Hi,
Summary:
1. Three questions (are you sure, what guarantee, why)
2. A couple of suggestions (spilt a commit, move function call out of
DBUG_RETURN)
3. Two suggestions for unrelated optimizations (don't allocate unneded
bitmaps, don't modify read_set)
> commit 2734eca05d499bcbcaf428d04d4f1acbb298589f
> Author: Monty <monty(a)mariadb.org>
> Date: Mon Nov 2 11:52:06 2015 +0200
>
> diff --git a/sql/table.h b/sql/table.h
> index b150e4f..6ecfdef 100644
> --- a/sql/table.h
> +++ b/sql/table.h
> @@ -1066,9 +1066,11 @@ struct TABLE
> String alias; /* alias or table name */
> uchar *null_flags;
> MY_BITMAP def_read_set, def_write_set, def_vcol_set, tmp_set;
> + MY_BITMAP def_rpl_write_set;
I would rather not allocate more bitmaps directly in the TABLE.
They are not always needed, and only increase the TABLE size.
The same is true for def_vcol_set, in fact, it's *even more true* for vcols.
Instead I'd allocate them in the TABLE's memroot as needed.
> MY_BITMAP eq_join_set; /* used to mark equi-joined fields */
> MY_BITMAP cond_set; /* used to mark fields from sargable conditions*/
> - MY_BITMAP *read_set, *write_set, *vcol_set; /* Active column sets */
> + /* Active column sets */
> + MY_BITMAP *read_set, *write_set, *vcol_set, *rpl_write_set;
> /*
> The ID of the query that opened and is using this table.
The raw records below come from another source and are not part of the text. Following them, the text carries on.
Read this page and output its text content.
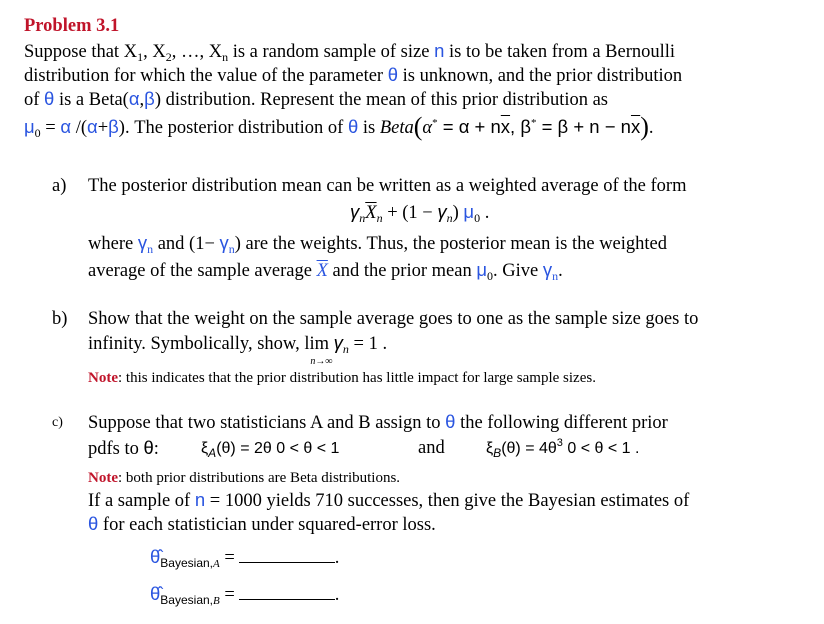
Problem 3.1
Suppose that $X_1$, $X_2$, …, $X_n$ is a random sample of size n is to be taken from a Bernoulli
distribution for which the value of the parameter θ is unknown, and the prior distribution
of θ is a Beta(α,β) distribution. Represent the mean of this prior distribution as
$\mu_0 = \alpha$ /(α+β). The posterior distribution of θ is Beta(α* = $\alpha + n\overline{x}$, $\beta^* = \beta + n - n\overline{x}$).
a) The posterior distribution mean can be written as a weighted average of the form
$\gamma_n\overline{X}_n + (1 - \gamma_n)$ $\mu_0$ .
where $\gamma_n$ and $(1- \gamma_n)$ are the weights. Thus, the posterior mean is the weighted
average of the sample average $\overline{X}$ and the prior mean $\mu_0$. Give $\gamma_n$.
b) Show that the weight on the sample average goes to one as the sample size goes to
infinity. Symbolically, show, lim
n→∞
$\gamma_n = 1$ .
Note: this indicates that the prior distribution has little impact for large sample sizes.
c) Suppose that two statisticians A and B assign to θ the following different prior
pdfs to θ:	$\xi_A(\theta) = 2\theta$ 0 < θ < 1	and	$\xi_B(\theta) = 4\theta^3$ 0 < θ < 1 .
Note: both prior distributions are Beta distributions.
If a sample of n = 1000 yields 710 successes, then give the Bayesian estimates of
θ for each statistician under squared-error loss.
$\thetâ_{Bayesian,A}$ =	.
$\thetâ_{Bayesian,B}$ =	.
Has different
> meanings depending on the table type.
> diff --git a/sql/table.cc b/sql/table.cc
> index 76cb4b8..8816ee0 100644
> --- a/sql/table.cc
> +++ b/sql/table.cc
> @@ -2884,20 +2884,28 @@ enum open_frm_error open_table_from_share(THD *thd, TABLE_SHARE *share,
> /* Allocate bitmaps */
>
> bitmap_size= share->column_bitmap_size;
> - if (!(bitmaps= (uchar*) alloc_root(&outparam->mem_root, bitmap_size*6)))
> + if (!(bitmaps= (uchar*) alloc_root(&outparam->mem_root, bitmap_size*7)))
> goto err;
> my_bitmap_init(&outparam->def_read_set,
> (my_bitmap_map*) bitmaps, share->fields, FALSE);
> my_bitmap_init(&outparam->def_write_set,
> - (my_bitmap_map*) (bitmaps+bitmap_size), share->fields, FALSE);
> + (my_bitmap_map*) (bitmaps+bitmap_size), share->fields,
> + FALSE);
> my_bitmap_init(&outparam->def_vcol_set,
> - (my_bitmap_map*) (bitmaps+bitmap_size*2), share->fields, FALSE);
> + (my_bitmap_map*) (bitmaps+bitmap_size*2), share->fields,
> + FALSE);
This is totally wasted memory if the table has no virtual columns.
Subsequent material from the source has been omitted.